Replace all '*' with digits 1, 2, 3, 4, 5 and 6 to make below statement true.

* *
x *
=====
* * *

Three brothers Jacob, John, and James live in Mexico City. The product of the ages of these brothers is 175. Jacob and John are twins. How old is James?

John drives to his office at 20km/hr. After reaching the office, he realizes that today is a holiday. He went back at an average speed of 30km/hr. Discounting the time spent in the stoppage what was the average speed of his journey?

Can you make numbers like 24, using numbers 3,3,7 & 7 with any arithmetic operator?

Find the mistake in the below maths equations

A = 2
A(A-1) = 2(A-1)
A2-A = 2A-2
A2-2A = A-2
A(A-2) = A-2
A = 1

Arrange the numbers 1, 2, 3, 4, 5, 6, 7, 8 and 9 above and below the division line in a manner that the thus formed fractions equal to 1/3.

(You can use one number only once)

Chocolate costs 6 rupees and a Toy costs 5 rupees.
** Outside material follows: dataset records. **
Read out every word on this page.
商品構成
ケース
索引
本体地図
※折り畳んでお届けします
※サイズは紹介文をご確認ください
If you have 32 rupees in total, how many chocolates and how many Toys can be purchased with that amount?

I am a number I am not an odd number I am higher than 90 I am not higher than 100 If you subtract me from 100, you get nothing. What number am I?
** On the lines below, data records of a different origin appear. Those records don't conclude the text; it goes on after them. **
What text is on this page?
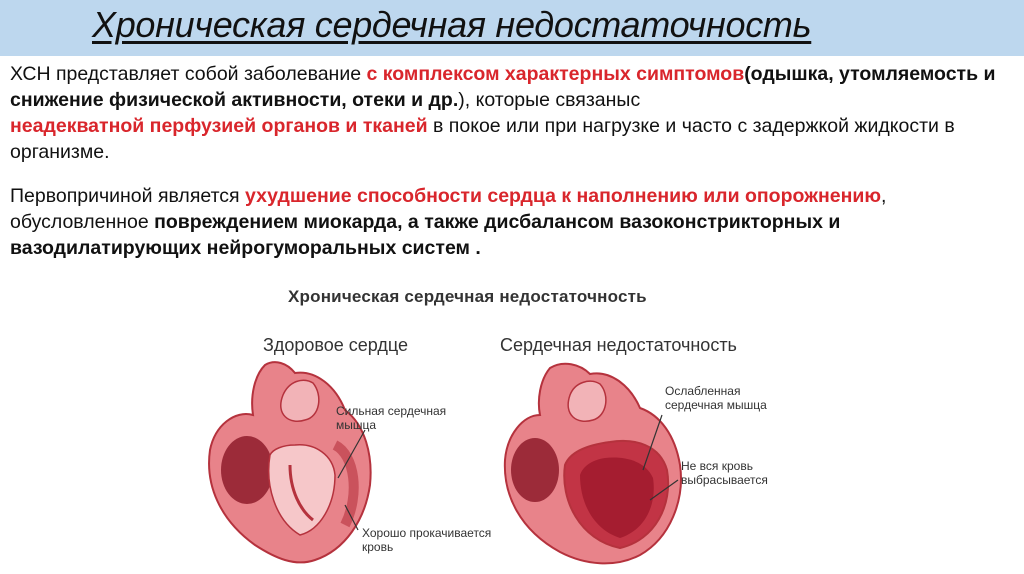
Хроническая сердечная недостаточность
ХСН представляет собой заболевание с комплексом характерных симптомов(одышка, утомляемость и снижение физической активности, отеки и др.), которые связаныс
неадекватной перфузией органов и тканей в покое или при нагрузке и часто с задержкой жидкости в организме.
Первопричиной является ухудшение способности сердца к наполнению или опорожнению, обусловленное повреждением миокарда, а также дисбалансом вазоконстрикторных и вазодилатирующих нейрогуморальных систем .
Хроническая сердечная недостаточность
Здоровое сердце	Сердечная недостаточность
Сильная сердечная
мышца
Хорошо прокачивается
кровь
Ослабленная
сердечная мышца
Не вся кровь
выбрасывается
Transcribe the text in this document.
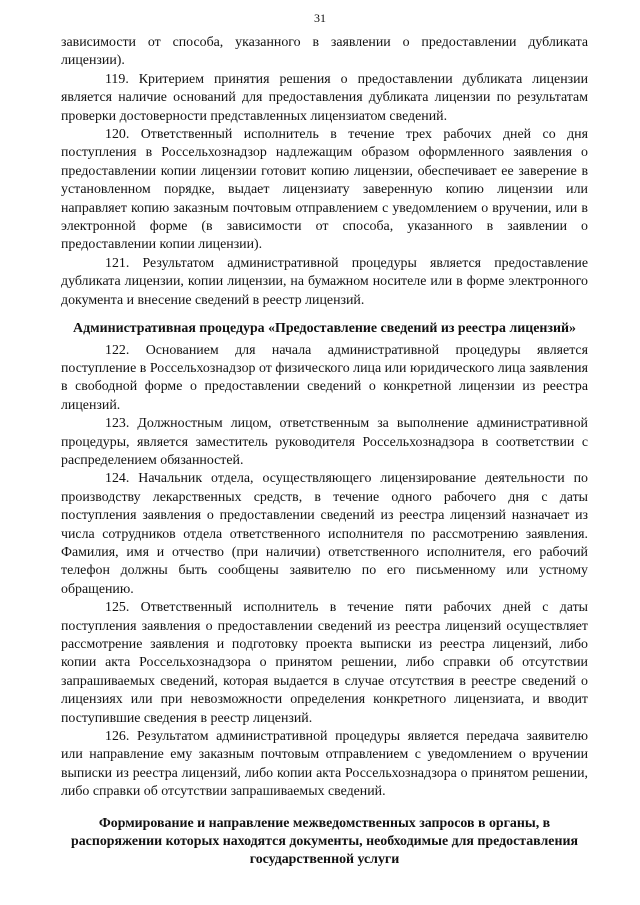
31

зависимости от способа, указанного в заявлении о предоставлении дубликата лицензии).

119. Критерием принятия решения о предоставлении дубликата лицензии является наличие оснований для предоставления дубликата лицензии по результатам проверки достоверности представленных лицензиатом сведений.

120. Ответственный исполнитель в течение трех рабочих дней со дня поступления в Россельхознадзор надлежащим образом оформленного заявления о предоставлении копии лицензии готовит копию лицензии, обеспечивает ее заверение в установленном порядке, выдает лицензиату заверенную копию лицензии или направляет копию заказным почтовым отправлением с уведомлением о вручении, или в электронной форме (в зависимости от способа, указанного в заявлении о предоставлении копии лицензии).

121. Результатом административной процедуры является предоставление дубликата лицензии, копии лицензии, на бумажном носителе или в форме электронного документа и внесение сведений в реестр лицензий.

Административная процедура «Предоставление сведений из реестра лицензий»

122. Основанием для начала административной процедуры является поступление в Россельхознадзор от физического лица или юридического лица заявления в свободной форме о предоставлении сведений о конкретной лицензии из реестра лицензий.

123. Должностным лицом, ответственным за выполнение административной процедуры, является заместитель руководителя Россельхознадзора в соответствии с распределением обязанностей.

124. Начальник отдела, осуществляющего лицензирование деятельности по производству лекарственных средств, в течение одного рабочего дня с даты поступления заявления о предоставлении сведений из реестра лицензий назначает из числа сотрудников отдела ответственного исполнителя по рассмотрению заявления. Фамилия, имя и отчество (при наличии) ответственного исполнителя, его рабочий телефон должны быть сообщены заявителю по его письменному или устному обращению.

125. Ответственный исполнитель в течение пяти рабочих дней с даты поступления заявления о предоставлении сведений из реестра лицензий осуществляет рассмотрение заявления и подготовку проекта выписки из реестра лицензий, либо копии акта Россельхознадзора о принятом решении, либо справки об отсутствии запрашиваемых сведений, которая выдается в случае отсутствия в реестре сведений о лицензиях или при невозможности определения конкретного лицензиата, и вводит поступившие сведения в реестр лицензий.

126. Результатом административной процедуры является передача заявителю или направление ему заказным почтовым отправлением с уведомлением о вручении выписки из реестра лицензий, либо копии акта Россельхознадзора о принятом решении, либо справки об отсутствии запрашиваемых сведений.

Формирование и направление межведомственных запросов в органы, в распоряжении которых находятся документы, необходимые для предоставления государственной услуги
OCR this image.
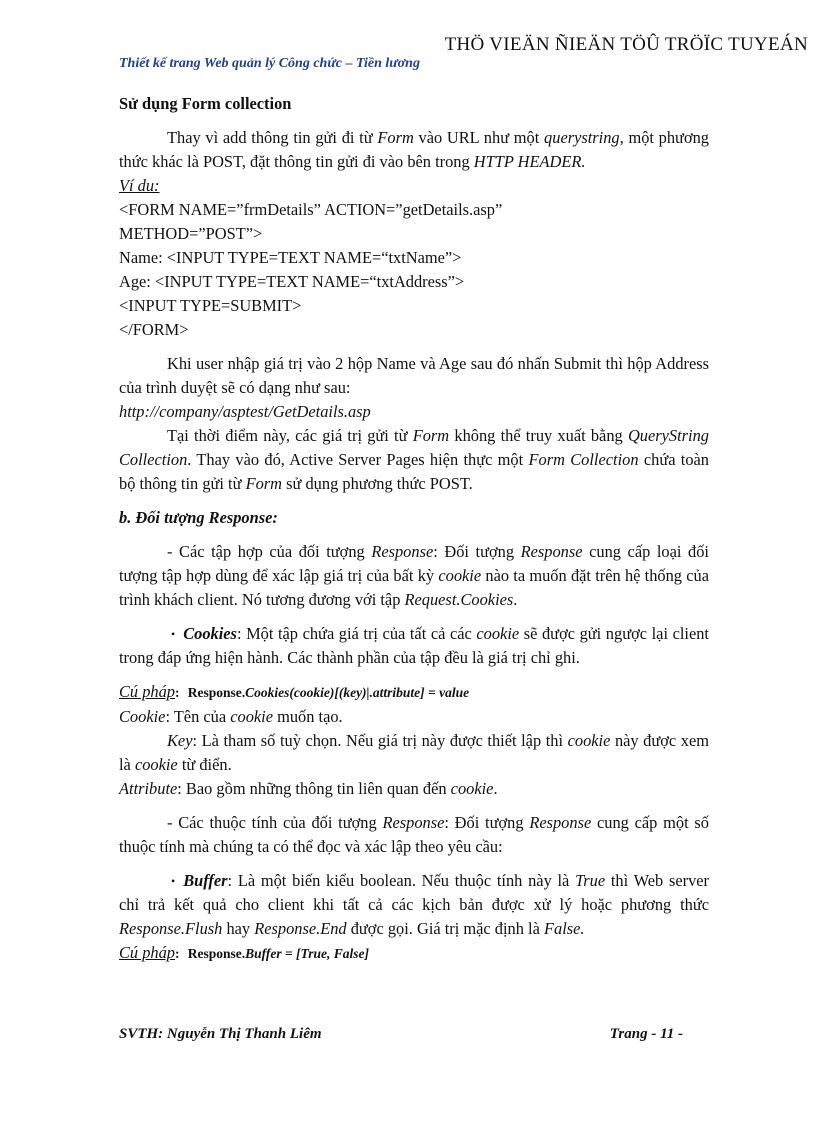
THÖ VIEÄN ÑIEÄN TÖÛ TRÖÏC TUYEÁN
Thiết kế trang Web quản lý Công chức – Tiền lương

Sử dụng Form collection

Thay vì add thông tin gửi đi từ Form vào URL như một querystring, một phương thức khác là POST, đặt thông tin gửi đi vào bên trong HTTP HEADER.

Ví du:

<FORM NAME=”frmDetails” ACTION=”getDetails.asp”

METHOD=”POST”>

Name: <INPUT TYPE=TEXT NAME=“txtName”>

Age: <INPUT TYPE=TEXT NAME=“txtAddress”>

<INPUT TYPE=SUBMIT>

</FORM>

Khi user nhập giá trị vào 2 hộp Name và Age sau đó nhấn Submit thì hộp Address của trình duyệt sẽ có dạng như sau:

http://company/asptest/GetDetails.asp

Tại thời điểm này, các giá trị gửi từ Form không thể truy xuất bằng QueryString Collection. Thay vào đó, Active Server Pages hiện thực một Form Collection chứa toàn bộ thông tin gửi từ Form sử dụng phương thức POST.

b. Đối tượng Response:

- Các tập hợp của đối tượng Response: Đối tượng Response cung cấp loại đối tượng tập hợp dùng để xác lập giá trị của bất kỳ cookie nào ta muốn đặt trên hệ thống của trình khách client. Nó tương đương với tập Request.Cookies.

• Cookies: Một tập chứa giá trị của tất cả các cookie sẽ được gửi ngược lại client trong đáp ứng hiện hành. Các thành phần của tập đều là giá trị chỉ ghi.

Cú pháp: Response.Cookies(cookie)[(key)|.attribute] = value

Cookie: Tên của cookie muốn tạo.

Key: Là tham số tuỳ chọn. Nếu giá trị này được thiết lập thì cookie này được xem là cookie từ điển.

Attribute: Bao gồm những thông tin liên quan đến cookie.

- Các thuộc tính của đối tượng Response: Đối tượng Response cung cấp một số thuộc tính mà chúng ta có thể đọc và xác lập theo yêu cầu:

• Buffer: Là một biến kiểu boolean. Nếu thuộc tính này là True thì Web server chỉ trả kết quả cho client khi tất cả các kịch bản được xử lý hoặc phương thức Response.Flush hay Response.End được gọi. Giá trị mặc định là False.

Cú pháp: Response.Buffer = [True, False]

SVTH: Nguyễn Thị Thanh Liêm	Trang - 11 -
Find a 9-digit number, which you will gradually round off starting with units, then tenth, hundred etc., until you get to the last numeral, which you do not round off. The rounding alternates (up, down, up ...). After rounding off 8 times, the final number is 500000000. The original number is commensurable by 6 and 7, all the numbers from 1 to 9 are used, and after rounding four times the sum of the not rounded numerals equals 24.